Plusieurs articles rapportent que des dizaines de « co-infections Omicron et Delta » auraient été recensées à Chypre. Les experts sont assez sceptiques et privilégient un mélange accidentel d’échantillons, comme cela se produit « assez souvent ».
Ce que vous avez peut-être lu ou entendu
Tout est parti d’articles dans la presse chypriote, en fin de semaine dernière. « Il existe actuellement des co-infections Omicron et Delta et nous avons trouvé cette souche qui est une combinaison des deux », a notamment indiqué à Sigma TV Leondios Kostrikis, professeur de sciences biologiques à l’Université de Chypre et chef du Laboratoire de biotechnologie et de virologie moléculaire, repris ensuite par l’agence Bloomberg. Le virus en question contiendrait à la fois des mutations de Delta, et d’autres d’Omicron. 25 cas de « Deltacron » au total ont été identifiés, dont 11 patients hospitalisés, selon le Cyprus Mail.
Ce qu’en disent les experts
Les chercheurs qui y ont accès observent que ces prélèvements « ne se regroupent pas sur un arbre phylogénétique », selon Tom Peacock, virologue à l’Imperial College de Londres. Autrement dit, ils n’ont pas les mêmes liens de parenté. Il ne s’agirait donc pas d’un nouveau variant, mais plutôt d’une série de contaminations accidentelles à partir de différents échantillons d’Omicron.
Finally its worth adding… much of what we understand about what makes Delta more transmissible/infectious, Omicron already possess – its currently unclear to me what Omicron could have to gain from Delta (with what we currently know at least)
— Tom Peacock (@PeacockFlu) December 21, 2021
L’explication pourrait venir d’une sorte de « mélange » entre plusieurs prélèvements en laboratoire. « Mélanger potentiellement de petites quantités (…) dans les laboratoires de séquençage – ce qui donne alors l’impression que le virus s’est mélangé en vie réelle – arrive assez souvent car de minuscules volumes peuvent entraîner ce problème », a indiqué Tom Peacock. Les 25 cas dont il est question pourraient ainsi avoir été séquencés le même jour au même endroit.

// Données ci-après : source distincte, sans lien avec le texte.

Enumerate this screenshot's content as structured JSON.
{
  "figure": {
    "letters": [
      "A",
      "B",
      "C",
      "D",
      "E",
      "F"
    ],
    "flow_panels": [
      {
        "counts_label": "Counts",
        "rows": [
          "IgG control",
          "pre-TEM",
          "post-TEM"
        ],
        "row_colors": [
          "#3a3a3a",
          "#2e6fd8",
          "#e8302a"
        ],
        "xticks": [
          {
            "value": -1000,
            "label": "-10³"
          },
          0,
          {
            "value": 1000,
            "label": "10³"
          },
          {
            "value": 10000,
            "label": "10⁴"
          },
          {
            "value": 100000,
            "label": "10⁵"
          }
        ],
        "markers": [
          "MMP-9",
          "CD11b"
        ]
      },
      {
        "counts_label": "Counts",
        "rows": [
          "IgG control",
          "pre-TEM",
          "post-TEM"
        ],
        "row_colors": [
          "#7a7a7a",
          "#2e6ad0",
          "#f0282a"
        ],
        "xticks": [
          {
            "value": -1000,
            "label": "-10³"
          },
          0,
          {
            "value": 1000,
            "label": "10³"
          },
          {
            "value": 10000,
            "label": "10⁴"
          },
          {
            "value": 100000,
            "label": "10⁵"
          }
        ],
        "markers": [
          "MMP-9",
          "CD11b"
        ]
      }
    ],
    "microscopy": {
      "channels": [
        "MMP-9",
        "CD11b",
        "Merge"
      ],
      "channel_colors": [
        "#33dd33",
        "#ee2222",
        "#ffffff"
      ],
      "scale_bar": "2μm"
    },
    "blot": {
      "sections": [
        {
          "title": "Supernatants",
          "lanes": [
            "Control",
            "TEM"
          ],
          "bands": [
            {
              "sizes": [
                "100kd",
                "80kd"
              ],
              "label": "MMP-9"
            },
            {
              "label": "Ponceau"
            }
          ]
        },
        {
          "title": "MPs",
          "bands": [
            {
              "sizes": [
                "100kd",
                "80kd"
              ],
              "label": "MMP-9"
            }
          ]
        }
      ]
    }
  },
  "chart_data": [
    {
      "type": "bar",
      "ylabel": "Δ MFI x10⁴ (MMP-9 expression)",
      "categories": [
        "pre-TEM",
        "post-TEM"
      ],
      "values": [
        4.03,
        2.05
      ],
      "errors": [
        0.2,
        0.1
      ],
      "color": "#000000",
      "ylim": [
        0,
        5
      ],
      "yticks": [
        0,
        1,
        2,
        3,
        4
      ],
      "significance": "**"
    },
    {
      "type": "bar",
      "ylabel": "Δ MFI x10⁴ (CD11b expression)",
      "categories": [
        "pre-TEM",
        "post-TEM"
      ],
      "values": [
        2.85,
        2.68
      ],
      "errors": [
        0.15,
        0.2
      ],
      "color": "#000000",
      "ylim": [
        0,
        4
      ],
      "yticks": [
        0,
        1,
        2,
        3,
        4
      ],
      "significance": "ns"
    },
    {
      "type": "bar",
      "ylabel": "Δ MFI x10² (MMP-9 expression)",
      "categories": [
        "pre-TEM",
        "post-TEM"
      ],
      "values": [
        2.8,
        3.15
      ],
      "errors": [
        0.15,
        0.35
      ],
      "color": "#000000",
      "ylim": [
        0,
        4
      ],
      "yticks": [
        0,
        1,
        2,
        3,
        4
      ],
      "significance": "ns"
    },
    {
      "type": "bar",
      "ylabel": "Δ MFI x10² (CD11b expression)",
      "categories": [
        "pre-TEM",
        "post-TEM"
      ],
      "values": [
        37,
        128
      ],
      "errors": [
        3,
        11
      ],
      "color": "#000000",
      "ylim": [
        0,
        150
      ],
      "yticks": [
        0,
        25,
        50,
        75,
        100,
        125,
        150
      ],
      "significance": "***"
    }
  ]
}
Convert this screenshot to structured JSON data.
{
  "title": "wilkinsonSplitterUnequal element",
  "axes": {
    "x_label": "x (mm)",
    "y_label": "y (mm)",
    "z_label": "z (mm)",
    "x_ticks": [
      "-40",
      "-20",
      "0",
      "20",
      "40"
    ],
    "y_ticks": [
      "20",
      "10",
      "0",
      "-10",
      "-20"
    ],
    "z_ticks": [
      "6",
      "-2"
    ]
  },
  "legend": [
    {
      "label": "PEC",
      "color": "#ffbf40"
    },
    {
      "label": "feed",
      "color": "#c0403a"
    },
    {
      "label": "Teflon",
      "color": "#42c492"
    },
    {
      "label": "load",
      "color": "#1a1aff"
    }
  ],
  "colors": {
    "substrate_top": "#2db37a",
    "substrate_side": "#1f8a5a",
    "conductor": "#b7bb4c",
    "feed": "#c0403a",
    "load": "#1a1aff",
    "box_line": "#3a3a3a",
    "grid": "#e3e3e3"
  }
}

« L’analyse de Tom Peacock est très bonne. La distribution dans l’arbre de ces séquences est révélatrice, et ces problèmes de séquençage sont très fréquents, y compris avec Omicron », nous confirme Etienne Simon-Lorière, responsable de l’unité de génomique évolutive des virus à ARN à l’Institut Pasteur. Interrogé ce lundi matin sur RMC, le Pr Arnaud Fontanet a lui aussi « écarté » l’hypothèse d’un nouveau variant. Cependant, Leonidos Kostrikis a maintenu sa version dans un communiqué envoyé à Bloomberg dimanche soir.
En attendant d’y voir plus clair, l’émergence de véritables recombinants est quelque chose de tout à fait possible, depuis près d’un an. Cela peut survenir lorsque deux virus infectent la même cellule, et l’on se retrouve avec « le produit du croisement de deux virus parentaux », nous indiquait en mars dernier Vincent Maréchal, professeur de virologie à Sorbonne-Université. Un lignage recombinant entre les variants Alpha et Delta avait, par exemple, été identifié au Japon il y a quelques mois.